Re: How to deal with historic tar-balls

[Date Prev][Date Next][Thread Prev][Thread Next][Date Index][Thread Index]

 



From: "Tomas Carnecky" <tom@xxxxxxxxxxxxx> Sent: Sunday, January 01, 2012
12:27 AM
>On 12/31/11 8:04 PM, nn6eumtr wrote:
>> I have a number of older projects that I want to bring into a git
>> repository. They predate a lot of the popular scm systems, so they are
>> primarily a collection of tarballs today.
I'm doing a similar thing with a set of zip files. I grouped mine into
batches for easier checking and putting on to separate branches. Planning
your branch requirements is probably the biggest task, and will depend on
how you hope to use the new repo.

>> I'm fairly new to git so I have a couple questions related to this:
>>
>> - What is the best approach for bringing them in? Do I just create a
>> repository, then unpack the files, commit them, clean out the
>> directory unpack the next tarball, and repeat until everything is loaded?
Essentially yes; Obviously if you have an organisation in mind then you can
introduce maintenance branches etc as you develop the import.

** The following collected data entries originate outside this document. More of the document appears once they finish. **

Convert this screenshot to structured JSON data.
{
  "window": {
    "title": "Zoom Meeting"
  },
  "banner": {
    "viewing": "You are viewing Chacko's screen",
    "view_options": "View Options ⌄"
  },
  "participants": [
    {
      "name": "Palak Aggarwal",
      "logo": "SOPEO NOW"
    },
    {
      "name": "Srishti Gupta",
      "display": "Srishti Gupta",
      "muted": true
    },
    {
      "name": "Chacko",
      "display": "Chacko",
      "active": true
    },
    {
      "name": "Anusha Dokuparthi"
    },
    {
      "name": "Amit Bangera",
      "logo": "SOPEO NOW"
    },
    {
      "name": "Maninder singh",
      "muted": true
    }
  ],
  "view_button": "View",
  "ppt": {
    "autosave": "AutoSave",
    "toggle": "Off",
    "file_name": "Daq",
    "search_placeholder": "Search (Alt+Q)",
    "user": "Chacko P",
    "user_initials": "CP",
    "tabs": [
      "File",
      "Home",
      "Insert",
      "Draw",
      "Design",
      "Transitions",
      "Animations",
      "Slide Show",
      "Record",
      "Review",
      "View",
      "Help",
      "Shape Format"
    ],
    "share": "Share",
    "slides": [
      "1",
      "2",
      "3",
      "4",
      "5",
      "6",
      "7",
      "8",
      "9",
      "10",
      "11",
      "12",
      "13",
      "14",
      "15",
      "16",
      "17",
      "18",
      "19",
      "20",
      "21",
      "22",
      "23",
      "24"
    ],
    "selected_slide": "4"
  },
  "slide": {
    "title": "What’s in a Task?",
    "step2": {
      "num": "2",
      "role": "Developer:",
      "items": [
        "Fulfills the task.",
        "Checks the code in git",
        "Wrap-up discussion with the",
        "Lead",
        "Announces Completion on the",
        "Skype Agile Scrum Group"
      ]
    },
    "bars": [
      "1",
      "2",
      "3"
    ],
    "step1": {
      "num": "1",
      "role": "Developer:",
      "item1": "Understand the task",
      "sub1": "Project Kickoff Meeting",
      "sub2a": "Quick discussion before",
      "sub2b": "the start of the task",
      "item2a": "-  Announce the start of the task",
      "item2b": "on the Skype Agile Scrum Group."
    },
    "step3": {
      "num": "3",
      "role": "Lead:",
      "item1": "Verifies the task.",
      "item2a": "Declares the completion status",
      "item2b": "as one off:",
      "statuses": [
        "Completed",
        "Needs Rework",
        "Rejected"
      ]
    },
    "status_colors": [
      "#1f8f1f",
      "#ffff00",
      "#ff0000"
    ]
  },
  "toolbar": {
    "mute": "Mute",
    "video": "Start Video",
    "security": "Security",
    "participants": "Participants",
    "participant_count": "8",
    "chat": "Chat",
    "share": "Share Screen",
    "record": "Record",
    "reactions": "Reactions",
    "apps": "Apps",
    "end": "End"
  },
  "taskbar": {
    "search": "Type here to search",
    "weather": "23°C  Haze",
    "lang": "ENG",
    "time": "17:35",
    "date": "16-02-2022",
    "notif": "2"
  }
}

If it is simply to create a nice history that isn't really looked at, then a
simple linear model is OK. If you need to keep old mintenance versions and
obtain diffs with newer versions then look at the various branching models
and populate appropriately.

>>
>> - Do I need to pay special attention to files that are renamed/removed
>> from version to version?
No; It is only if you use those file dates to determine the implied date for
the commit.

>>
>> - If the timestamps change on a file but the actual content does not,
>> will git treat it as a non-change once it realizes the content hasn't
>> changed?
Correct. In fact git doesn't record the time stamps anyway. It simply
records the content, and structure, of the snapshot.

>>
>> - Last, if after loading the repository I find another version of the
>> files that predates those I've loaded, or are intermediate between two
>> commits I've already loaded, is there a way to go say that commit B is
>> actually the ancestor of commit C? (i.e. a->>c becomes a->>b->>c if you
>> were to visualize the commit timeline or do diffs) Or do I just reload
>> the tarballs in order to achieve this?
You can use 'grafts' as a mechanism to re-arrange the commit order, and/or
join partial repos, and then use git filter-branch to re-write the lot as a
single cohesive repo. But this 'hack' does re-write all the commit SHA1
values, so you should minimise the number of times that happens...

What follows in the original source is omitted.